Dark energy-like stars from nonminimally coupled scalar field

TL;DR

This paper investigates scalar field configurations with nonminimal coupling to gravity, revealing dark energy-like stars with unique properties, including negative pressures and higher compactness, extending the understanding of exotic stellar objects.

Contribution

It introduces a universality technique for mapping small scalar configurations to large astrophysical objects, highlighting differences from ordinary boson stars due to nonminimal coupling.

Findings

Configurations resemble dark energy stars with negative pressures.

Maximum compactness exceeds that of ordinary boson stars.

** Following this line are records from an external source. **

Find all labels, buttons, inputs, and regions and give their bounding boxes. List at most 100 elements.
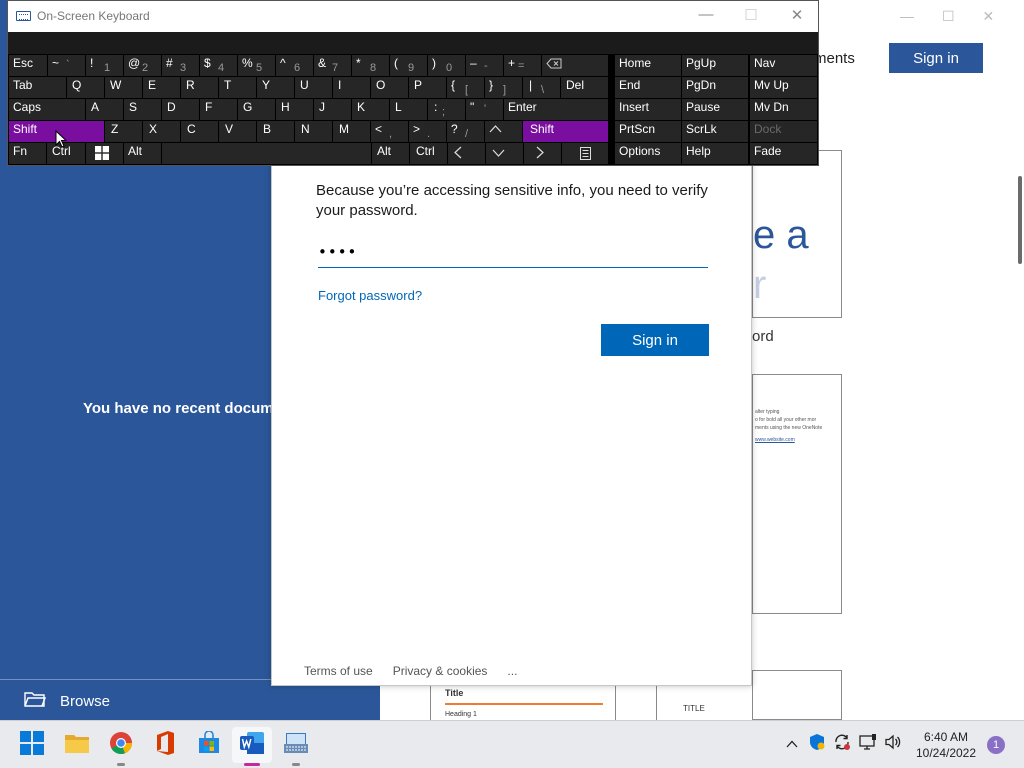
key-alt-right[interactable]: Alt: [372, 143, 409, 164]
key-lt[interactable]: <,: [371, 121, 408, 142]
key-u[interactable]: U: [295, 77, 332, 98]
scrollbar-thumb[interactable]: [1018, 176, 1022, 264]
key-9[interactable]: (9: [390, 55, 427, 76]
key-q[interactable]: Q: [67, 77, 104, 98]
key-t[interactable]: T: [219, 77, 256, 98]
key-pgdn[interactable]: PgDn: [682, 77, 748, 98]
volume-icon[interactable]: [884, 733, 902, 754]
key-quote[interactable]: " ': [466, 99, 503, 120]
key-minus[interactable]: – -: [466, 55, 503, 76]
key-backspace[interactable]: [542, 55, 608, 76]
key-f[interactable]: F: [200, 99, 237, 120]
template-blank-document[interactable]: e a r: [752, 150, 842, 318]
key-8[interactable]: * 8: [352, 55, 389, 76]
chevron-up-icon[interactable]: [786, 735, 798, 751]
key-space[interactable]: [162, 143, 371, 164]
key-home[interactable]: Home: [615, 55, 681, 76]
key-pgup[interactable]: PgUp: [682, 55, 748, 76]
key-fn[interactable]: Fn: [9, 143, 46, 164]
key-arrow-left[interactable]: [448, 143, 485, 164]
key-0[interactable]: ) 0: [428, 55, 465, 76]
file-explorer-button[interactable]: [57, 727, 97, 763]
key-a[interactable]: A: [86, 99, 123, 120]
sync-icon[interactable]: [833, 733, 851, 754]
key-g[interactable]: G: [238, 99, 275, 120]
close-button[interactable]: ✕: [787, 6, 807, 24]
privacy-cookies-link[interactable]: Privacy & cookies: [393, 664, 488, 678]
key-qmark[interactable]: ? /: [447, 121, 484, 142]
key-r[interactable]: R: [181, 77, 218, 98]
key-m[interactable]: M: [333, 121, 370, 142]
key-scrlk[interactable]: ScrLk: [682, 121, 748, 142]
key-5[interactable]: % 5: [238, 55, 275, 76]
office-button[interactable]: [145, 727, 185, 763]
key-j[interactable]: J: [314, 99, 351, 120]
key-s[interactable]: S: [124, 99, 161, 120]
key-windows[interactable]: [86, 143, 123, 164]
key-e[interactable]: E: [143, 77, 180, 98]
template-title-heading[interactable]: Title Heading 1: [430, 685, 616, 720]
key-2[interactable]: @2: [124, 55, 161, 76]
microsoft-store-button[interactable]: [189, 727, 229, 763]
terms-of-use-link[interactable]: Terms of use: [304, 664, 373, 678]
security-shield-icon[interactable]: [809, 733, 825, 754]
key-lbrace[interactable]: {[: [447, 77, 484, 98]
key-o[interactable]: O: [371, 77, 408, 98]
key-1[interactable]: ! 1: [86, 55, 123, 76]
key-n[interactable]: N: [295, 121, 332, 142]
documents-link[interactable]: ments: [814, 50, 855, 67]
key-6[interactable]: ^ 6: [276, 55, 313, 76]
key-mvdn[interactable]: Mv Dn: [750, 99, 817, 120]
key-v[interactable]: V: [219, 121, 256, 142]
key-tilde[interactable]: ~ `: [48, 55, 85, 76]
key-4[interactable]: $4: [200, 55, 237, 76]
start-button[interactable]: [12, 727, 52, 763]
template-title-small[interactable]: TITLE: [656, 685, 752, 720]
key-alt-left[interactable]: Alt: [124, 143, 161, 164]
key-gt[interactable]: >.: [409, 121, 446, 142]
key-insert[interactable]: Insert: [615, 99, 681, 120]
key-l[interactable]: L: [390, 99, 427, 120]
template-bottom[interactable]: [752, 670, 842, 720]
key-c[interactable]: C: [181, 121, 218, 142]
key-rbrace[interactable]: }]: [485, 77, 522, 98]
key-z[interactable]: Z: [105, 121, 142, 142]
key-y[interactable]: Y: [257, 77, 294, 98]
browse-button[interactable]: Browse: [24, 690, 110, 712]
key-caps[interactable]: Caps: [9, 99, 85, 120]
key-pause[interactable]: Pause: [682, 99, 748, 120]
key-7[interactable]: & 7: [314, 55, 351, 76]
key-enter[interactable]: Enter: [504, 99, 608, 120]
key-colon[interactable]: :;: [428, 99, 465, 120]
key-arrow-down[interactable]: [486, 143, 523, 164]
word-button[interactable]: [232, 727, 272, 766]
key-arrow-right[interactable]: [524, 143, 561, 164]
key-del[interactable]: Del: [561, 77, 608, 98]
key-mvup[interactable]: Mv Up: [750, 77, 817, 98]
minimize-button[interactable]: —: [696, 6, 716, 23]
key-pipe[interactable]: | \: [523, 77, 560, 98]
forgot-password-link[interactable]: Forgot password?: [318, 288, 422, 303]
key-end[interactable]: End: [615, 77, 681, 98]
key-shift-right[interactable]: Shift: [523, 121, 608, 142]
key-nav[interactable]: Nav: [750, 55, 817, 76]
key-x[interactable]: X: [143, 121, 180, 142]
word-sign-in-button[interactable]: Sign in: [889, 43, 983, 73]
osk-title-bar[interactable]: On-Screen Keyboard — ☐ ✕: [8, 1, 818, 32]
key-h[interactable]: H: [276, 99, 313, 120]
chrome-button[interactable]: [101, 727, 141, 766]
key-d[interactable]: D: [162, 99, 199, 120]
key-b[interactable]: B: [257, 121, 294, 142]
key-ctrl-right[interactable]: Ctrl: [410, 143, 447, 164]
key-esc[interactable]: Esc: [9, 55, 47, 76]
key-p[interactable]: P: [409, 77, 446, 98]
key-w[interactable]: W: [105, 77, 142, 98]
key-i[interactable]: I: [333, 77, 370, 98]
key-help[interactable]: Help: [682, 143, 748, 164]
notification-badge[interactable]: 1: [987, 736, 1005, 754]
key-arrow-up[interactable]: [485, 121, 522, 142]
more-options-button[interactable]: ...: [507, 664, 517, 678]
network-icon[interactable]: [859, 733, 877, 754]
key-tab[interactable]: Tab: [9, 77, 66, 98]
key-plus[interactable]: + =: [504, 55, 541, 76]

Mass limits are reduced due to energy condition violations.

Abstract

We show that even a rather minimal extension of the Einstein - Hilbert action by a nonminimal coupling of the scalar field to the Ricci curvature scalar results in configurations that resemble more the dark energy stars then the ordinary boson stars. Even though many of those configurations are endowed by negative principal pressures, the strong energy condition, as a signal of repulsive gravity, is not significantly violated in these configurations. When imposing restrictions on matter from energy conditions we find that the maximally allowed masses are shifted to the lower values due to the violation of the weak and dominant energy conditions. We also calculate the effective compactness and show that its maximum value is attained in the region of negative pressures, and is greater then that in ordinary boson stars. Moreover, we develop a universality technique which allows to efficiently map small configurations, that are easily solved by numerical methods, to large astrophysical objects.